Sin embargo, hay más. Porque también en Ushuaia será posible visitar, entre otros museos, la Antigua Casa Bebán, el Museo de la Ciudad, la Galería Temática “Pequeña Historia Fueguina” y el Museo del Fin del Mundo, que da a conocer la historia de los pueblos originarios de la ciudad antes y después de las diversas expediciones extranjeras y nacionales que modificaron su dinámica de vida.

JULIO VERNE Y LA INMORTALIZACIÓN A TRAVÉS DE LA LITERATURA

Anteriormente se mencionó que el Faro de Los Exploradores (también conocido como Faro de Les Éclaireurs, por la expedición francesa a la cual le debe su nombre) saca provecho de la fama del Faro de San Juan de Salvamento. Pero, ¿por qué esto es así? Por dos grandes motivos: la literatura y la naturaleza.

Ocurre que Julio Verne, el famoso escritor francés conocido por incluir en sus obras mucho contenido histórico, geográfico y científico, publicó en 1905 una novela llamada El faro del fin del mundo.

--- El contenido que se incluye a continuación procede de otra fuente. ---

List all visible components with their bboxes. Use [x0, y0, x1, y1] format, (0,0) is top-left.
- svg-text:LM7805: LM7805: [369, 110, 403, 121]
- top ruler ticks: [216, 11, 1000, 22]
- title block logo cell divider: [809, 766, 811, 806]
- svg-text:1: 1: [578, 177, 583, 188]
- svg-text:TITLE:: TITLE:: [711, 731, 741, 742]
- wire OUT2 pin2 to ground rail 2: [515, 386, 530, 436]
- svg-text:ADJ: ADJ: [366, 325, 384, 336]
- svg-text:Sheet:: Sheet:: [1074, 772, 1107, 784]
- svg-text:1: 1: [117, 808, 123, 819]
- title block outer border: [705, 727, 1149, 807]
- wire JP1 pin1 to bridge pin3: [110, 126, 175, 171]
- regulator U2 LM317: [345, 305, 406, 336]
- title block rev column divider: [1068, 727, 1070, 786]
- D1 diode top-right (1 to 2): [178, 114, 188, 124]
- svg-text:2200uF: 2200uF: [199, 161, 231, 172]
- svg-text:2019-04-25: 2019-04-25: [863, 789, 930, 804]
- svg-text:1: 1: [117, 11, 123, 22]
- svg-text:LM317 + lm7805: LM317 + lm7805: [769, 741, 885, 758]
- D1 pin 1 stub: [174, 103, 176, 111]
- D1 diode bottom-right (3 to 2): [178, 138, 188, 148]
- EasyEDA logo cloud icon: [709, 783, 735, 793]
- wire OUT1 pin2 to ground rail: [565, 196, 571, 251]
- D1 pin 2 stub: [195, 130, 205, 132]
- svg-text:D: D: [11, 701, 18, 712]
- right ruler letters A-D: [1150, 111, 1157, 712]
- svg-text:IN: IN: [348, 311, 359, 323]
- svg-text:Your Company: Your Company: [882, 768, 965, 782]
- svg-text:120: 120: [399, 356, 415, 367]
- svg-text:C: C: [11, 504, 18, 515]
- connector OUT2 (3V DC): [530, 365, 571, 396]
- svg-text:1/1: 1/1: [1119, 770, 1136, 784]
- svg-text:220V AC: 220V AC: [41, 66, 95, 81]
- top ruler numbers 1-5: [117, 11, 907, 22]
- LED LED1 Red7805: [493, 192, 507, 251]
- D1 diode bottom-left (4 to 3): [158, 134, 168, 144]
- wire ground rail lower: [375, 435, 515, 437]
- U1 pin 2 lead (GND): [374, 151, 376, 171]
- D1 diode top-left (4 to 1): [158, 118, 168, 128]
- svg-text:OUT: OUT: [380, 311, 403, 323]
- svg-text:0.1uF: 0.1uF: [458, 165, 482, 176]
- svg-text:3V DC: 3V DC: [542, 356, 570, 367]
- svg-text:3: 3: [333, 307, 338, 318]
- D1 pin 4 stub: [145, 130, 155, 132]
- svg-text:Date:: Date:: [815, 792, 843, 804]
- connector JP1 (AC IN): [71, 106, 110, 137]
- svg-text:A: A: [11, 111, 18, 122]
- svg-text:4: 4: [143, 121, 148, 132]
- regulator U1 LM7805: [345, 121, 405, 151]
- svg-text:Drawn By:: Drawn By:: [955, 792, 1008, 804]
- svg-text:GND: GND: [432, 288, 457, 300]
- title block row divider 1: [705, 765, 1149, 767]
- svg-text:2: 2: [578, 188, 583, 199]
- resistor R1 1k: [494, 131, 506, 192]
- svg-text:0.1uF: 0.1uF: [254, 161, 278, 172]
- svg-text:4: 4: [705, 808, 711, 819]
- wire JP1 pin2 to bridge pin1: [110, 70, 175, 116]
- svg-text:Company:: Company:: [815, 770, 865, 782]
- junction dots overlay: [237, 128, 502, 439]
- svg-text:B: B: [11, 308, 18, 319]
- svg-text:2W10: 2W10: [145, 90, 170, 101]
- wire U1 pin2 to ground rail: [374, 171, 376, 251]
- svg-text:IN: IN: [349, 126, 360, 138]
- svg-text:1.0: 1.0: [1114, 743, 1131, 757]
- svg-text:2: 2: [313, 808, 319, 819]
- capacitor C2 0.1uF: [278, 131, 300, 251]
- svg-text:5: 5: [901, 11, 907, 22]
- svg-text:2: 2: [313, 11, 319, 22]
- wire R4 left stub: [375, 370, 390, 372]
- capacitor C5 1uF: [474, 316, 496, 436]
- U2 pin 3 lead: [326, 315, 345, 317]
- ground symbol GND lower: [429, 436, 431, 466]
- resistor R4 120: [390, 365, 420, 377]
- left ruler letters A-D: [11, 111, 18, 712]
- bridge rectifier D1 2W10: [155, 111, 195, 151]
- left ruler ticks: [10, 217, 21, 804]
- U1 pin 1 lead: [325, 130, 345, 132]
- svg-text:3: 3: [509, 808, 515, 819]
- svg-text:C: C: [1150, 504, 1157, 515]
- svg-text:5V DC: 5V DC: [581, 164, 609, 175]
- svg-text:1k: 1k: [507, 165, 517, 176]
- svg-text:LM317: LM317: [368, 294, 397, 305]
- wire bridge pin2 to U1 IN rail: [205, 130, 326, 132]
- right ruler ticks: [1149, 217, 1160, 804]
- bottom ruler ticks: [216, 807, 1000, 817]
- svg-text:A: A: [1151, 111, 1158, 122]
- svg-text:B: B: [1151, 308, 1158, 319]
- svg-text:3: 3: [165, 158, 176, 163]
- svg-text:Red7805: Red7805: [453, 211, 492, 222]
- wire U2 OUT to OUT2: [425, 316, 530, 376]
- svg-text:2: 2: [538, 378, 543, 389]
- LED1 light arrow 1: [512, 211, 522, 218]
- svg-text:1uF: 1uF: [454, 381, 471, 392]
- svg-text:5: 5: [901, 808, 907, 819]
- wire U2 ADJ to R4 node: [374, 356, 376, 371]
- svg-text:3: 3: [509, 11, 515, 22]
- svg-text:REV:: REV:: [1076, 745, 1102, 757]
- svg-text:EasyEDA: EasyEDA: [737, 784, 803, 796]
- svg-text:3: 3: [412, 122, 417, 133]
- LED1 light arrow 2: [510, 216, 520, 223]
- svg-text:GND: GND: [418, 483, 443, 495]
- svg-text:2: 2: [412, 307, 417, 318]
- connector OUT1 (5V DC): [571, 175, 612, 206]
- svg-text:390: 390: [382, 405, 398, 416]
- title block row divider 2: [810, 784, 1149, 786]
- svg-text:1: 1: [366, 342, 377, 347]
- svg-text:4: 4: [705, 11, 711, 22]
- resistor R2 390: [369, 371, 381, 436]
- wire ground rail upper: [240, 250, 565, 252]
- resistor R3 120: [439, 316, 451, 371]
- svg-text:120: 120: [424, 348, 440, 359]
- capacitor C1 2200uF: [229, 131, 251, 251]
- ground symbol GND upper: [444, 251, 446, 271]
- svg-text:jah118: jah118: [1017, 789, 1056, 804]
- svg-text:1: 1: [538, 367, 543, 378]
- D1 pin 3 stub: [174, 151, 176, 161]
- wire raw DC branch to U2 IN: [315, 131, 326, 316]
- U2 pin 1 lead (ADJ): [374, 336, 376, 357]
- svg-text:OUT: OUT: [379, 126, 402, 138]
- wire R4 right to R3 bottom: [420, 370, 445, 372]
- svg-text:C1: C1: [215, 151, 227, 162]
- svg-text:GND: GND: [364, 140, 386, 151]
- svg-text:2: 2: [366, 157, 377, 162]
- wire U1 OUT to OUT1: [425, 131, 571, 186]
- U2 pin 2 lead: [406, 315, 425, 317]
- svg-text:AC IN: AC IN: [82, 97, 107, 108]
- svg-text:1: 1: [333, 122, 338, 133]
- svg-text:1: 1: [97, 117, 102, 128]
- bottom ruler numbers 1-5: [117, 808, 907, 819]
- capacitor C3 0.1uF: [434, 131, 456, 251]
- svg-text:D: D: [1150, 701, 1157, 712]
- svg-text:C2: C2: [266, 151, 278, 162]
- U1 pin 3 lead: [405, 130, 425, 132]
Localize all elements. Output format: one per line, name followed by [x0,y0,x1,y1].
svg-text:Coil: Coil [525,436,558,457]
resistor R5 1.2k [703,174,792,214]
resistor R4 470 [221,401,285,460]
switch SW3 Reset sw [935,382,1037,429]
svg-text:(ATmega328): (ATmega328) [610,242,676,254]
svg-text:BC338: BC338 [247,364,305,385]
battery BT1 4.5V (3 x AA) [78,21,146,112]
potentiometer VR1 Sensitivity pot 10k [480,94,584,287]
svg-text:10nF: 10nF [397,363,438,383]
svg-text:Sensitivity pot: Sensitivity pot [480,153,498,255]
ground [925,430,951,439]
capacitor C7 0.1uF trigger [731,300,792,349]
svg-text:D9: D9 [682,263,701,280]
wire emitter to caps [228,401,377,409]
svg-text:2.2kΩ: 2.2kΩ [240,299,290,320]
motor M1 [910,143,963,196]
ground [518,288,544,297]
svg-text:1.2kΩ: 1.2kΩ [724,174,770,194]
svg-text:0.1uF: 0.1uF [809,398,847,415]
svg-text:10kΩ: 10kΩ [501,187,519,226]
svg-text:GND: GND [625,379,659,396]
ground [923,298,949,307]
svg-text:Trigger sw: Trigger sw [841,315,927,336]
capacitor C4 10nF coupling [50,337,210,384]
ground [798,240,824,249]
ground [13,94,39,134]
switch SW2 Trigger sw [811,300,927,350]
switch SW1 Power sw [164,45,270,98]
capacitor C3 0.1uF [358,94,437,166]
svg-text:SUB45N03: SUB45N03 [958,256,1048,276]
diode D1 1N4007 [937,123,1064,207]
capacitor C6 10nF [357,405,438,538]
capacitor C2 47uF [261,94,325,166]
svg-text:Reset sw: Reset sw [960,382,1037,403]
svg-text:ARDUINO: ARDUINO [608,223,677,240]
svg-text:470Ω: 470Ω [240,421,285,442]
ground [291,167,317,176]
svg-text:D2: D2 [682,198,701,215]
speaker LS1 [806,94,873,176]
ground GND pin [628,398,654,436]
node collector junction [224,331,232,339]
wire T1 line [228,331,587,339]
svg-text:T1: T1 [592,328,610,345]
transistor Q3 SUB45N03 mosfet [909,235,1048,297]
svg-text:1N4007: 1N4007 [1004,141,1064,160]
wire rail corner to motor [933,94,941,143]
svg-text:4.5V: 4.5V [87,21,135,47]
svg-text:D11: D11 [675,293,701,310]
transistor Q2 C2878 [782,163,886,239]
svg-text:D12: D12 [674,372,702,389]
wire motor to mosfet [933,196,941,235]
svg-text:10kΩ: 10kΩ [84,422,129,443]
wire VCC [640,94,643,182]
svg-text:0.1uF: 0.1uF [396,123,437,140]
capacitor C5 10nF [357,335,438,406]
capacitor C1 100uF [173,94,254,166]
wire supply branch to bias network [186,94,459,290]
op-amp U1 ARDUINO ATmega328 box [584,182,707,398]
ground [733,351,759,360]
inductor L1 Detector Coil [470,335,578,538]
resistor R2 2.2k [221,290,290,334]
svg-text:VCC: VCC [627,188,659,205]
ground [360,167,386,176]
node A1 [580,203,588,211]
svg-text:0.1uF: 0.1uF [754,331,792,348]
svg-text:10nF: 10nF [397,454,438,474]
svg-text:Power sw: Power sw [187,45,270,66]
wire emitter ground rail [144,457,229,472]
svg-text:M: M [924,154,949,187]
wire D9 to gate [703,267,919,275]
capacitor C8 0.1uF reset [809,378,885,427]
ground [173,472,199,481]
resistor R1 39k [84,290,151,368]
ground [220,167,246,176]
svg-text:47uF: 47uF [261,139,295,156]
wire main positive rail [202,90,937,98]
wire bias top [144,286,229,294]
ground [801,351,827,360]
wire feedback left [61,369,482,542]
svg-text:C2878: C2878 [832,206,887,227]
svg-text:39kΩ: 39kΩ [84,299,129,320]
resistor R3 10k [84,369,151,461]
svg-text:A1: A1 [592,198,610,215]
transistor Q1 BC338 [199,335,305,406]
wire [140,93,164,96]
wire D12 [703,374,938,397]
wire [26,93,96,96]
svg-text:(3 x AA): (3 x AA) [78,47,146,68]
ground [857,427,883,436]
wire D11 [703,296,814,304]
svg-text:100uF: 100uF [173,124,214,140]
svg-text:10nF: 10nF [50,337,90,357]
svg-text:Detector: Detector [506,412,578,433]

Inspirado en Ushuaia y en su entorno natural, Verne desarrolló una historia de piratas que derivó en la popularidad del Faro de San Juan de Salvamento ubicado en la Isla de los Estados. No obstante, y debido a su difícil acceso vía marítima para la realización de expediciones turísticas, las compañías de viaje decidieron realizar visitas al Faro de Los Exploradores, que es mucho más accesible y que, por ende, en la mente de muchas personas es el verdadero faro del fin del mundo de la novela.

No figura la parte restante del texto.